Schiavon può essere considerato una sorta di acquisto in più?
“E’ senz’altro rientrato bene e sono contento, perché può dare l’apporto che tutti si aspettano. Ha avuto parecchia sfortuna nell’ultimo anno”.

C’è molta curiosità attorno a Costa: il ragazzo può essere considerato pronto a rimpiazzare Beghetto fin da subito?
“Penso di sì, lavora con noi già da una decina di giorni ed è già abituato a fare il quinto di centrocampo fin dall’esperienza fatta a Pisa”.

In difesa sembra essere definitivamente rientrata l’emergenza. Nonostante questo Bonifazi rimarrà al suo posto?
“In linea di massima sì, d’altra parte dietro di recente abbiamo fatto bene se escludiamo la prestazione di Vercelli”.

Gasparetto e Cremonesi sono pienamente arruolabili?
“Daniele ha fatto ieri il primo allenamento completo, è in via di recupero e tutti sappiamo quanto è importante per noi. Michele invece è completamente recuperato”.

Ha detto che la sosta non è di suo gradimento, si può dire lo stesso del mese intero di mercato? Tantissimi allenatori dalla serie A in giù sono tornati a sottolineare come una finestra così ampia nel mezzo della stagione finisca col condizionare il loro lavoro.
“Beh sì, rischia di essere deleterio soprattutto per i ragazzi, soprattutto per quelli che giocano meno. In questo mese è normale che rivolgano il pensiero a possibili cambiamenti. In casi del genere non è facile avere la giusta concentrazione. In più, giocando in un periodo di mercato, i risultati possono cambiare improvvisamente le strategie di allenatori e società, rendendo queste settimane un po’ più elettriche del solito”.

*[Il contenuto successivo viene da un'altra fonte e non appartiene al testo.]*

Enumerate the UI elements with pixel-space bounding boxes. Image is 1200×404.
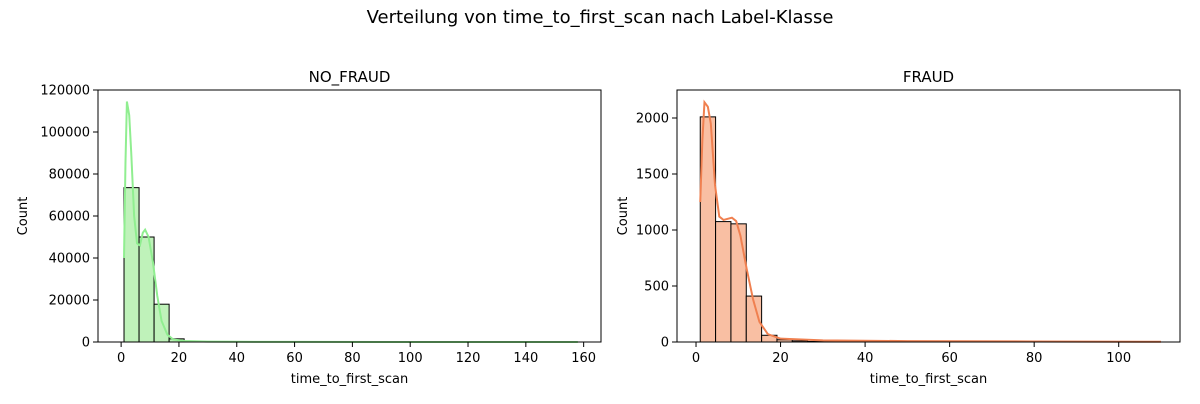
x-tick-label-1: 20 <box>772 351 789 366</box>
x-tick-label-0: 0 <box>117 351 125 366</box>
y-tick-label-6: 120000 <box>40 84 90 99</box>
subplot-title: FRAUD <box>903 68 954 86</box>
x-tick-label-5: 100 <box>1106 351 1131 366</box>
x-tick-label-3: 60 <box>286 351 303 366</box>
x-axis-label: time_to_first_scan <box>870 372 987 387</box>
histogram-bar-0 <box>124 188 139 342</box>
y-tick-label-4: 80000 <box>49 168 90 183</box>
y-tick-label-3: 1500 <box>636 168 669 183</box>
y-tick-label-3: 60000 <box>49 210 90 225</box>
axes-frame <box>98 90 601 342</box>
x-tick-label-4: 80 <box>344 351 361 366</box>
y-tick-label-2: 40000 <box>49 252 90 267</box>
y-tick-label-0: 0 <box>661 336 669 351</box>
x-tick-label-1: 20 <box>171 351 188 366</box>
x-tick-label-3: 60 <box>941 351 958 366</box>
y-tick-label-1: 20000 <box>49 294 90 309</box>
x-tick-label-2: 40 <box>857 351 874 366</box>
kde-line <box>124 102 578 342</box>
histogram-bar-1 <box>716 222 731 342</box>
figure-suptitle: Verteilung von time_to_first_scan nach L… <box>367 7 834 28</box>
subplot-no-fraud: 0 20 40 60 80 100 120 140 160 0 20000 40000 60000 800… <box>16 68 601 387</box>
x-axis-label: time_to_first_scan <box>291 372 408 387</box>
y-axis-label: Count <box>16 197 31 236</box>
y-tick-label-2: 1000 <box>636 224 669 239</box>
subplot-title: NO_FRAUD <box>309 68 391 87</box>
y-tick-label-5: 100000 <box>40 126 90 141</box>
x-tick-label-8: 160 <box>571 351 596 366</box>
histogram-bar-2 <box>731 224 746 342</box>
y-tick-label-0: 0 <box>82 336 90 351</box>
x-tick-label-6: 120 <box>456 351 481 366</box>
x-tick-label-4: 80 <box>1026 351 1043 366</box>
y-tick-label-1: 500 <box>644 280 669 295</box>
x-tick-label-2: 40 <box>228 351 245 366</box>
y-tick-label-4: 2000 <box>636 112 669 127</box>
kde-line <box>700 102 1161 341</box>
y-axis-label: Count <box>616 197 631 236</box>
x-tick-label-0: 0 <box>692 351 700 366</box>
x-tick-label-5: 100 <box>398 351 423 366</box>
x-tick-label-7: 140 <box>513 351 538 366</box>
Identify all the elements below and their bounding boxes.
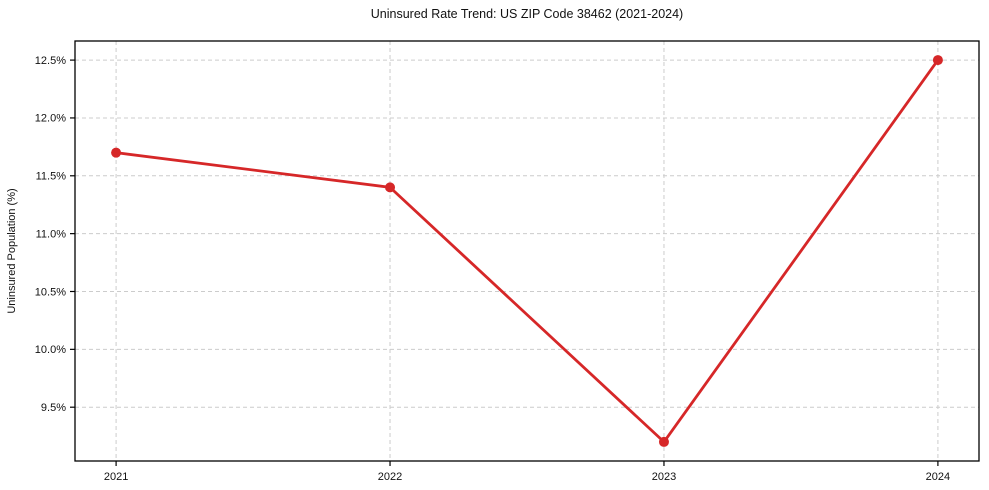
y-tick-label: 10.0% [35, 344, 66, 356]
data-point [932, 55, 943, 66]
x-tick-label: 2022 [378, 471, 402, 483]
trend-line [114, 58, 940, 444]
x-tick-label: 2024 [926, 471, 950, 483]
y-tick-label: 11.0% [36, 228, 67, 240]
y-tick-label: 10.5% [35, 286, 66, 298]
y-tick-label: 12.0% [35, 113, 66, 125]
y-tick-label: 11.5% [36, 171, 67, 183]
y-axis-label: Uninsured Population (%) [6, 188, 18, 314]
chart-title: Uninsured Rate Trend: US ZIP Code 38462 … [370, 7, 684, 21]
data-point [658, 436, 669, 447]
x-tick-label: 2021 [104, 471, 128, 483]
x-tick-label: 2023 [652, 471, 676, 483]
y-tick-label: 9.5% [41, 402, 66, 414]
y-tick-label: 12.5% [35, 55, 66, 67]
data-point [111, 147, 122, 158]
plot-border [74, 40, 980, 462]
data-point [385, 182, 396, 193]
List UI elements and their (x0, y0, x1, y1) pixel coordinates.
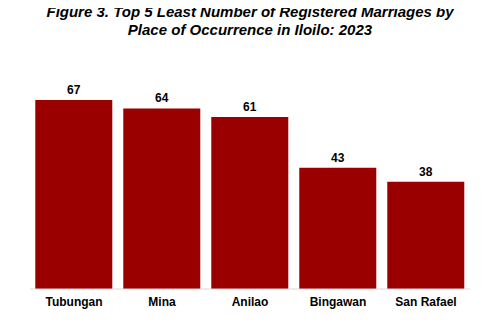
svg-text:64: 64 (155, 91, 169, 105)
svg-text:43: 43 (331, 151, 345, 165)
svg-text:Bingawan: Bingawan (310, 295, 367, 309)
svg-text:Mina: Mina (148, 295, 176, 309)
html-text:Figure 3. Top 5 Least Number o: Figure 3. Top 5 Least Number of Register… (46, 3, 454, 38)
svg-text:San Rafael: San Rafael (395, 295, 456, 309)
svg-text:61: 61 (243, 100, 257, 114)
svg-text:Tubungan: Tubungan (45, 295, 102, 309)
svg-text:38: 38 (419, 165, 433, 179)
svg-text:Anilao: Anilao (232, 295, 269, 309)
svg-text:67: 67 (67, 83, 81, 97)
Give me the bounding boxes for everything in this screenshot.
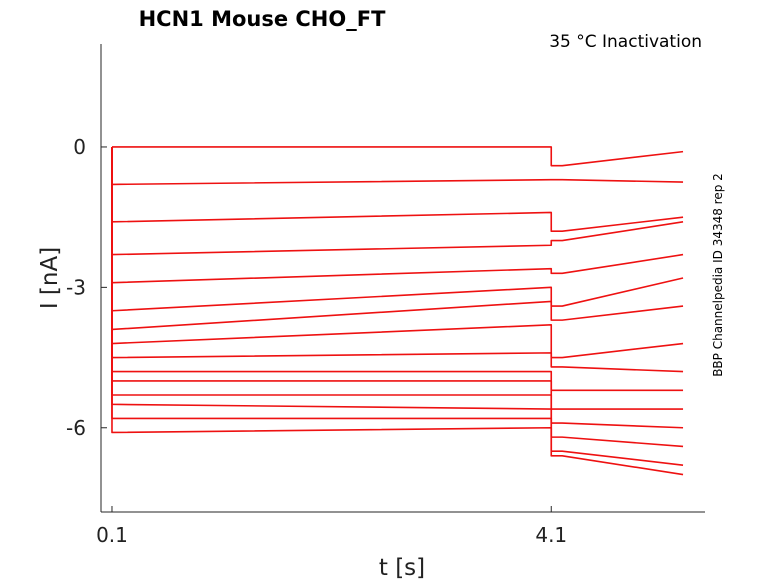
series-line-11: [111, 146, 684, 410]
x-axis-label: t [s]: [379, 555, 425, 581]
x-tick-label: 4.1: [535, 523, 567, 547]
y-tick-label: -3: [66, 275, 86, 299]
y-ticks: 0 -3 -6: [66, 135, 107, 440]
chart-subtitle: 35 °C Inactivation: [549, 32, 702, 52]
series-line-3: [111, 146, 684, 232]
series-line-13: [111, 146, 684, 448]
series-line-4: [111, 146, 684, 256]
series-line-15: [111, 146, 684, 476]
x-tick-label: 0.1: [96, 523, 128, 547]
series-line-2: [111, 146, 684, 186]
series-line-1: [111, 146, 684, 167]
y-tick-label: -6: [66, 416, 86, 440]
chart-title: HCN1 Mouse CHO_FT: [139, 7, 386, 31]
trace-group: [111, 146, 684, 476]
x-ticks: 0.1 4.1: [96, 506, 567, 547]
y-tick-label: 0: [73, 135, 86, 159]
series-line-5: [111, 146, 684, 284]
y-axis-label: I [nA]: [37, 247, 63, 309]
series-line-12: [111, 146, 684, 429]
series-line-6: [111, 146, 684, 312]
series-line-7: [111, 146, 684, 331]
side-label: BBP Channelpedia ID 34348 rep 2: [711, 173, 725, 377]
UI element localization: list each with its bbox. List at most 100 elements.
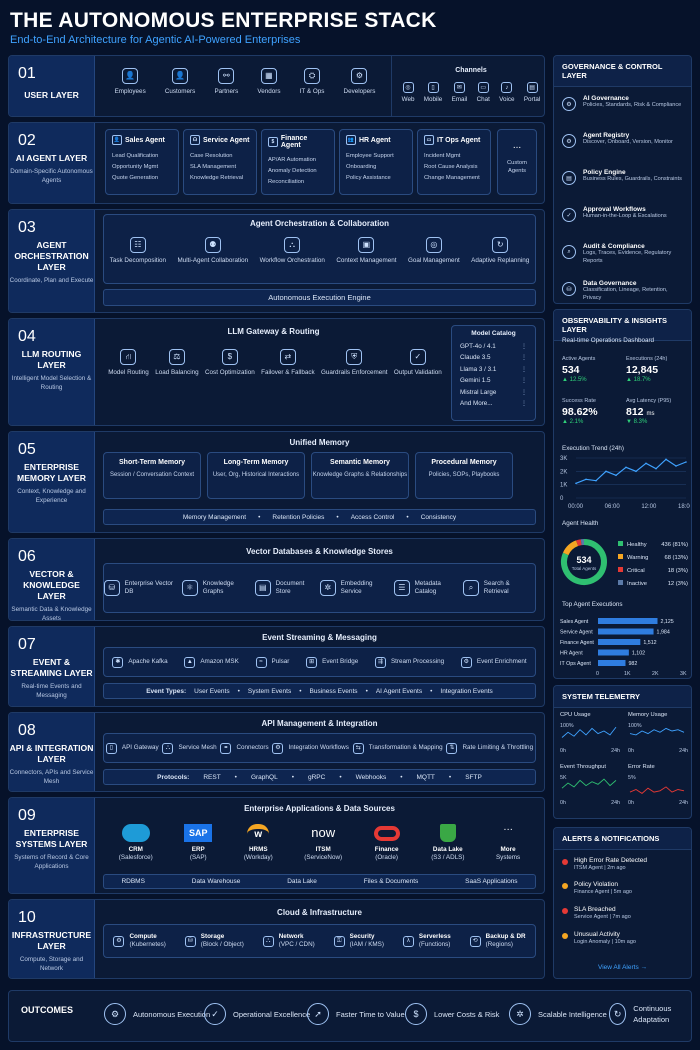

Che idea si è fatto sui movimenti delle altre squadre? Un mese fa si parlava di mezze rivoluzioni, invece per il momento non sembrano esserci particolari stravolgimenti.
“Non mi pare: il Bari si sta rinforzando, il Carpi si è rinforzato, il Frosinone ha preso un paio di giocatori, anche il Verona si sta muovendo. Va da sé che il momento decisivo arriverà negli ultimi giorni, come al solito. Ma in linea di massima mi pare che tutti stiano cercando di migliorare l’organico, anche squadra in difficoltà come la Ternana o il Pisa”.